Tired Immigrant said...

Thank you for a pro-immigrant post, a rare thing in these days of self-doubt.

Would you agree that legalizing the massive mMexican immigrantion is an essential step toward security? I think it would be.

Today, with hordes coming across the border, citizens are lulled into assuming they're just folk trying to make a buck. Wink, wink.

If no honest person had a reason to cross the border except at a checkpoint, because immigration was open, our borders would be safe; and we might even cheer the minutemen on.

Gideon said...

I agree. If Mexicans and many others (immigration should definitely not just be limited to people from across the southern border) could come here legally to work we could focus our security efforts on the terrorists. The real solution to the security threat is to eliminate its sources in the Middle East.

Jack Davis said...

Sorry, I totally disagree. Terrorists don't wear nametags; we need to secure our borders from what is an invasion. While the word "slave" is unfortunate, these illegals are being abused by employers who pay them extremely low wages. Illegal immigration is also harmful to poor working native Americans, who need a living wage to survive and can't compete with illegals who will work for much less than the prevailing wage.

I live in San Diego and can tell you not to trust anything the Union-Tribune has to say. It relentlessly attacks leaders of both parties -like the governor of Arizona- who actually try to do something about the illegal immigration problem. They falsely claim opposition to illegal immigration is "anti-immigrant."

Notwithstanding this disagreement, I like your blog.

Gideon said...


You say that the term "slave" is unfortunate but can't the same be said of the term "invasion"? When people talk of invasions, usually they mean "the entrance of an armed force into a territory to conquer" as suggests. But clearly that is not happening.

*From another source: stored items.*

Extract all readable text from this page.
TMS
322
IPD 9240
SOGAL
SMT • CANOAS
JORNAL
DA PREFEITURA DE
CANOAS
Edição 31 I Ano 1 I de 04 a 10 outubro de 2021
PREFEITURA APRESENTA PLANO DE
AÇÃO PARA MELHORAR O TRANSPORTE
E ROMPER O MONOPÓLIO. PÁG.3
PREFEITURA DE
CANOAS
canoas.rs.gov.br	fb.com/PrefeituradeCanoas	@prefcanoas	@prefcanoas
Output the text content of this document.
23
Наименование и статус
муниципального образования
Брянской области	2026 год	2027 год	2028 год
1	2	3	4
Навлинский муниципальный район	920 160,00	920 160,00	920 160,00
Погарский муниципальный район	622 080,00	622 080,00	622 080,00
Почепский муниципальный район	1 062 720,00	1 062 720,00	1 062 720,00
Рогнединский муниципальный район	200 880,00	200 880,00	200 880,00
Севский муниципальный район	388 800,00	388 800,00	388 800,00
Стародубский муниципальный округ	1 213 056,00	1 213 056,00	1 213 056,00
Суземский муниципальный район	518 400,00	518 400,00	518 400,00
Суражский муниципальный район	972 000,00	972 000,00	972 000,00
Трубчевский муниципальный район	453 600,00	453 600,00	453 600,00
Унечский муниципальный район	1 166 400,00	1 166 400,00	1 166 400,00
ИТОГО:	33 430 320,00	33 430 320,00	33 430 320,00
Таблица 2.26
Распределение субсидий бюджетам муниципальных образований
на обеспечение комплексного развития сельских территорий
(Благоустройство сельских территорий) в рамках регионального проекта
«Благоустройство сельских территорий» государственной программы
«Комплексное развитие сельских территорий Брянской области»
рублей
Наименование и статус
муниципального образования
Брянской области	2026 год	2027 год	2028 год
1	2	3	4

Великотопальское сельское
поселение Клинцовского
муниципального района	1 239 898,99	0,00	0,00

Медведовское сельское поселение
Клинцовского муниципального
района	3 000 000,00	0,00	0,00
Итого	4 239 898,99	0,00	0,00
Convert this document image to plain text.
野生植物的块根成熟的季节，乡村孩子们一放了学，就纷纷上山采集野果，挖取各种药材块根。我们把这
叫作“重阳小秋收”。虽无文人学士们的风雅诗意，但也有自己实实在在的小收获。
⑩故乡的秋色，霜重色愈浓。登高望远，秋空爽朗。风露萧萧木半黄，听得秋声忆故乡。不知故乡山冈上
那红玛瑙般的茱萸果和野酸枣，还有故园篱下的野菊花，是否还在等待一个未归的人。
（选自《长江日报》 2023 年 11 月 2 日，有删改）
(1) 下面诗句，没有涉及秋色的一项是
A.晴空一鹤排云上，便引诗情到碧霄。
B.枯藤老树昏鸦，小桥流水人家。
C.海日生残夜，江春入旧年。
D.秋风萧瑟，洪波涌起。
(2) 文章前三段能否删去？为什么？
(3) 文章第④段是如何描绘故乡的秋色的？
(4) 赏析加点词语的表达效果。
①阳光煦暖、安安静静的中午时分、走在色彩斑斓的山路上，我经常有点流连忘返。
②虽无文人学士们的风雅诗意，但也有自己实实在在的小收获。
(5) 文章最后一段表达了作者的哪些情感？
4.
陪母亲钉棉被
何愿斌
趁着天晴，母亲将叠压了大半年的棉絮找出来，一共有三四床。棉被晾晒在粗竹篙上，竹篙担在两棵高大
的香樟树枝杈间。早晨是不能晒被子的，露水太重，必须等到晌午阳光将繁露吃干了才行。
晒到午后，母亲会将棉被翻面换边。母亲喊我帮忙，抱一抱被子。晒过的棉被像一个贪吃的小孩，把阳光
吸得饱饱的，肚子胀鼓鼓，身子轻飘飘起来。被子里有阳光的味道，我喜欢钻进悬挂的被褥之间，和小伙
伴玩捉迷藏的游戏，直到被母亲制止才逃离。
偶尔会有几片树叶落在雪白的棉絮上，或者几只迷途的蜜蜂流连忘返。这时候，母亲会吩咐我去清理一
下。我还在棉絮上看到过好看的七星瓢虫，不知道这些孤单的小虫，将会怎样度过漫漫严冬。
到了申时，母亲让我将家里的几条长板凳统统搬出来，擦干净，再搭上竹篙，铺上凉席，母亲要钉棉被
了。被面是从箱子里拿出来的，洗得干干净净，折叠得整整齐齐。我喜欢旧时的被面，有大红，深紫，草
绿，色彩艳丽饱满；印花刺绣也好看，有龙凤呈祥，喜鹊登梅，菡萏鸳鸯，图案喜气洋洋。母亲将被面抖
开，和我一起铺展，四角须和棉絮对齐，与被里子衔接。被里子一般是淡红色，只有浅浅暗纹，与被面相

I also disagree that illegals are being "abused" simply because employers pay them low wages, although there the situation is more complicated. Certainly, if they were legal, there would be less potential for abuse. Nevertheless, the choice remains to them to return home. If the wages they receive in the US are higher than what they might get at home, then even if what they get paid is low by US standards I don't really see a problem.

"Native" Americans are hurt by the numerous taxes and regulations that interfere with the operation of the free market, not by the competition of illegals. Nobody has a right to a so-called "living wage". That would imply unchosen obligations on the part of employers. There is only the right to trade your services or products for the services products or money of others.

Despite our disagreement I appreciate your comments and I hope you keep reading.